Le jeune homme regrette que les caméras-piéton des CRS n’aient pas été exploitées. « Si je peux me permettre, moi j’attendais de voir ça pour qu’on voie ce qui s’est vraiment passé. » Après avoir exprimé sa surprise de se retrouver en comparution immédiate, il s’attire une petite leçon du procureur : « S’attaquer aux forces de l’ordre c’est grave, ça mérite une sanction immédiate. »
Pour les violences et la rébellion, Hugo M. est condamné à dix mois de prison dont cinq mois ferme, aménageables auprès d’un·e juge de l’application des peines. Il est relaxé pour deux délits uniquement rapportés par les policiers, un outrage et la tentative de vol de l’arme d’un agent, sur laquelle sa main se serait posée dans la bagarre.
Des enquêtes bien légères
Deux dossiers brinquebalants, symptômes de la confusion qui a suivi cette soirée chaotique, se sont conclus par des relaxes après être arrivés par miracle jusqu’à l’audience.
Un jeune homme de 24 ans était ainsi poursuivi pour avoir mis un coup de tête à un policier, blessé à la lèvre. Mais les différents documents remplis par les policiers se contredisent entre eux et semblent même, par moments, décrire plusieurs scènes différentes. Au point que la présidente « ne sai[t] pas trop quoi poser comme questions ». Dans cette procédure qui ne tient pas debout, le tribunal prononce une relaxe.

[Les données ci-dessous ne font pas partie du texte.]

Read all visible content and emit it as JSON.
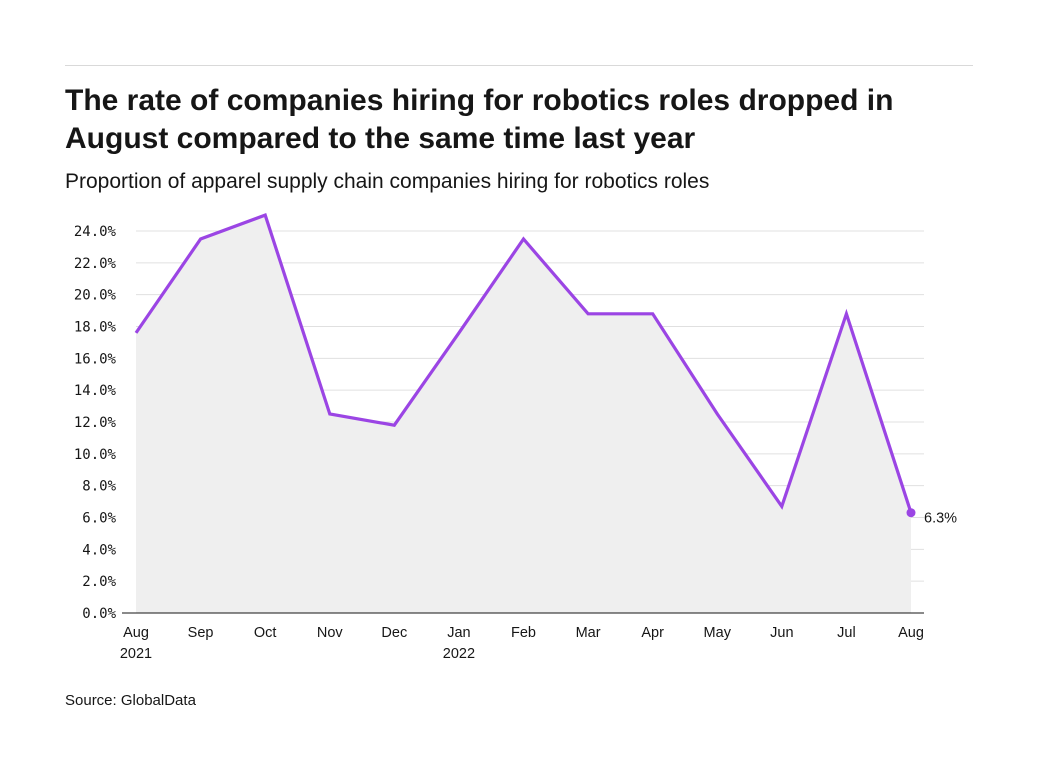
{
  "header": {
    "title": "The rate of companies hiring for robotics roles dropped in August compared to the same time last year",
    "subtitle": "Proportion of apparel supply chain companies hiring for robotics roles"
  },
  "footer": {
    "source": "Source: GlobalData"
  },
  "colors": {
    "line": "#9b45e4",
    "area": "#efefef",
    "grid": "#e0e0e0",
    "axis": "#161616"
  },
  "chart_data": {
    "type": "area",
    "title": "The rate of companies hiring for robotics roles dropped in August compared to the same time last year",
    "subtitle": "Proportion of apparel supply chain companies hiring for robotics roles",
    "xlabel": "",
    "ylabel": "",
    "categories": [
      "Aug",
      "Sep",
      "Oct",
      "Nov",
      "Dec",
      "Jan",
      "Feb",
      "Mar",
      "Apr",
      "May",
      "Jun",
      "Jul",
      "Aug"
    ],
    "category_sublabels": [
      "2021",
      "",
      "",
      "",
      "",
      "2022",
      "",
      "",
      "",
      "",
      "",
      "",
      ""
    ],
    "series": [
      {
        "name": "Proportion of companies hiring for robotics roles",
        "values": [
          17.6,
          23.5,
          25.0,
          12.5,
          11.8,
          17.6,
          23.5,
          18.8,
          18.8,
          12.5,
          6.7,
          18.8,
          6.3
        ]
      }
    ],
    "ylim": [
      0,
      24
    ],
    "yticks": [
      0,
      2,
      4,
      6,
      8,
      10,
      12,
      14,
      16,
      18,
      20,
      22,
      24
    ],
    "ytick_labels": [
      "0.0%",
      "2.0%",
      "4.0%",
      "6.0%",
      "8.0%",
      "10.0%",
      "12.0%",
      "14.0%",
      "16.0%",
      "18.0%",
      "20.0%",
      "22.0%",
      "24.0%"
    ],
    "grid": true,
    "legend": "none",
    "end_label": "6.3%"
  }
}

Le jeune homme indique, de son côté, qu’il a seulement « fait tourner une bouteille d’eau » puis une bouteille de Schweppes (en plastique) au-dessus de sa tête pour asperger la foule après les deux premiers buts de Paris. « Au regard du peu d’éléments et de certitudes », le procureur requiert la relaxe et l’obtient.
Il n’en a pourtant pas fallu davantage pour condamner Hassan B., un Algérien en situation irrégulière sous OQTF qui travaille au noir dans la restauration et ne parle pas français. Alors qu’il était très alcoolisé place de la République, à 4 heures du matin, un policier l’accuse de lui avoir mis un coup de pied dans le mollet gauche quand il lui a demandé de quitter les lieux. Pas d’images, pas de certificat médical, pas de déposition des autres policiers, pas de confrontation, mais l’éthylotest semble suffire : Hassan B., qui nie les faits et avait un casier vierge jusqu’ici, écope de sept mois de prison avec sursis et doit verser 300 euros de dommages-intérêts au policier.